Across much of the United States, the coming of winter merely signals the blooming of garden varieties that prefer cooler outdoor weather. But in many regions across the north and in higher elevations, winter means snow-covered flower beds and long, dark days inside. Blissfully, nature has given gardeners in those areas a host of stunning flowering plants that are adaptable to the indoors.
Amaryllis, cyclamen, and paperwhites are grown from bulbs, much like their cousin, the daffodil. Perennial amaryllis plants put forth flowers in a range of colors and patterns as well as single, double, miniature, trumpet, and extra-large blossoms. The blooms’ beauty lies in their appearance alone, as they have no fragrance.

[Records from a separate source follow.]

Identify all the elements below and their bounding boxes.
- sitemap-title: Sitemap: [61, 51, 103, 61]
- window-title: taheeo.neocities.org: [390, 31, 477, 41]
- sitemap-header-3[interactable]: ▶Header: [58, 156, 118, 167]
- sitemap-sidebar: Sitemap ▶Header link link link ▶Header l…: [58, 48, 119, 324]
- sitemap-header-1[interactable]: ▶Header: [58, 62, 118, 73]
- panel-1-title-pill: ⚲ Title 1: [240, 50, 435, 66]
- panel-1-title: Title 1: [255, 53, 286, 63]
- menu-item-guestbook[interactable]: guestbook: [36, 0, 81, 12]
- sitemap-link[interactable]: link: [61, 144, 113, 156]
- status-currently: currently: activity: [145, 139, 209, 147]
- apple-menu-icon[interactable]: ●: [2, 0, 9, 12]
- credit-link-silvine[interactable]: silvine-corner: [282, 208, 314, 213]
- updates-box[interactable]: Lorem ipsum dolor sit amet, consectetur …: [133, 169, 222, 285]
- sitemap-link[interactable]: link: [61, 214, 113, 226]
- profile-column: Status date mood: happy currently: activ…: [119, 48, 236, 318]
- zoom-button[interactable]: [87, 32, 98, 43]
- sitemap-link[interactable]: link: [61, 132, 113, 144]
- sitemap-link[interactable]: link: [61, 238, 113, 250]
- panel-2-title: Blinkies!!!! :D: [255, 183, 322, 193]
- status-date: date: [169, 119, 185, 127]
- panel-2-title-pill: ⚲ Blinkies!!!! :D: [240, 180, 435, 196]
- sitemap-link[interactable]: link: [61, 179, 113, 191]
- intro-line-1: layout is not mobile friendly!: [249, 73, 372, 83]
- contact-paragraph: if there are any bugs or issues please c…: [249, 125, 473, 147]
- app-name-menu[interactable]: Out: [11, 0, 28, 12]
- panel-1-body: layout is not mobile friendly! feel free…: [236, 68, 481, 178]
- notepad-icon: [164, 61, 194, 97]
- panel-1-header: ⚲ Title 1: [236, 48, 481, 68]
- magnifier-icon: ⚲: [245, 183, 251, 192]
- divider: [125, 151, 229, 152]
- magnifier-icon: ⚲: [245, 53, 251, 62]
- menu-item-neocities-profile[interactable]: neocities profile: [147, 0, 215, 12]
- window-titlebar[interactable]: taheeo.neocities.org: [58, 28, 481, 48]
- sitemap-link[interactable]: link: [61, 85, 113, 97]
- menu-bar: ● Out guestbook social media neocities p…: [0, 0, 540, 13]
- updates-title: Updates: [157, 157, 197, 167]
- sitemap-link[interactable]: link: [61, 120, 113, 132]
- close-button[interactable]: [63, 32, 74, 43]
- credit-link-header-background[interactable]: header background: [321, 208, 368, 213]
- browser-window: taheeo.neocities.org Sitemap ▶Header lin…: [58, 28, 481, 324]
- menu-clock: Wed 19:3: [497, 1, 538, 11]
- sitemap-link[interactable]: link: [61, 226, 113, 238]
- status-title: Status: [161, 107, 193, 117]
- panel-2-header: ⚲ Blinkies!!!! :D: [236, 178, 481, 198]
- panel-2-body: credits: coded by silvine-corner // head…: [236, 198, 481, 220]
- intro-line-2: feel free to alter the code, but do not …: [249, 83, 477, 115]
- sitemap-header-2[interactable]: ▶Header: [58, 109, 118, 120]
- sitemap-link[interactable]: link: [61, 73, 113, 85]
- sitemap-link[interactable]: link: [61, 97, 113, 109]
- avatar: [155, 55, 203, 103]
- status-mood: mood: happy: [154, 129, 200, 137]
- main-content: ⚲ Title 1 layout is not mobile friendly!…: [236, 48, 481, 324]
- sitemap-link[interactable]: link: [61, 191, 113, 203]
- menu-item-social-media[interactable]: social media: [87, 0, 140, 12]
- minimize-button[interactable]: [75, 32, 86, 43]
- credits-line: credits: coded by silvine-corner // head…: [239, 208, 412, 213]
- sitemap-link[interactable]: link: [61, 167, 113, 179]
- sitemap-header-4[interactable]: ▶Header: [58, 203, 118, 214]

Cyclamen are sensitive to over-watering and temperature. If their native Mediterranean climate is duplicated, cyclamen will bloom profusely for several months. Paperwhites are easy and versatile, flourish best when grown in water alone, and adapt to a variety of interesting containers. The Christmas cactus is native to South America and can live for decades, being handed down through generations.
Because winter flowers chase the chill and gloom away, they make ideal holiday gifts, fun family projects, and a special treat for nearly everyone.
Stamp artist William Low photographed potted plants at the peak of their blooming as the models for these stamps. He then created digital paintings of the flowers.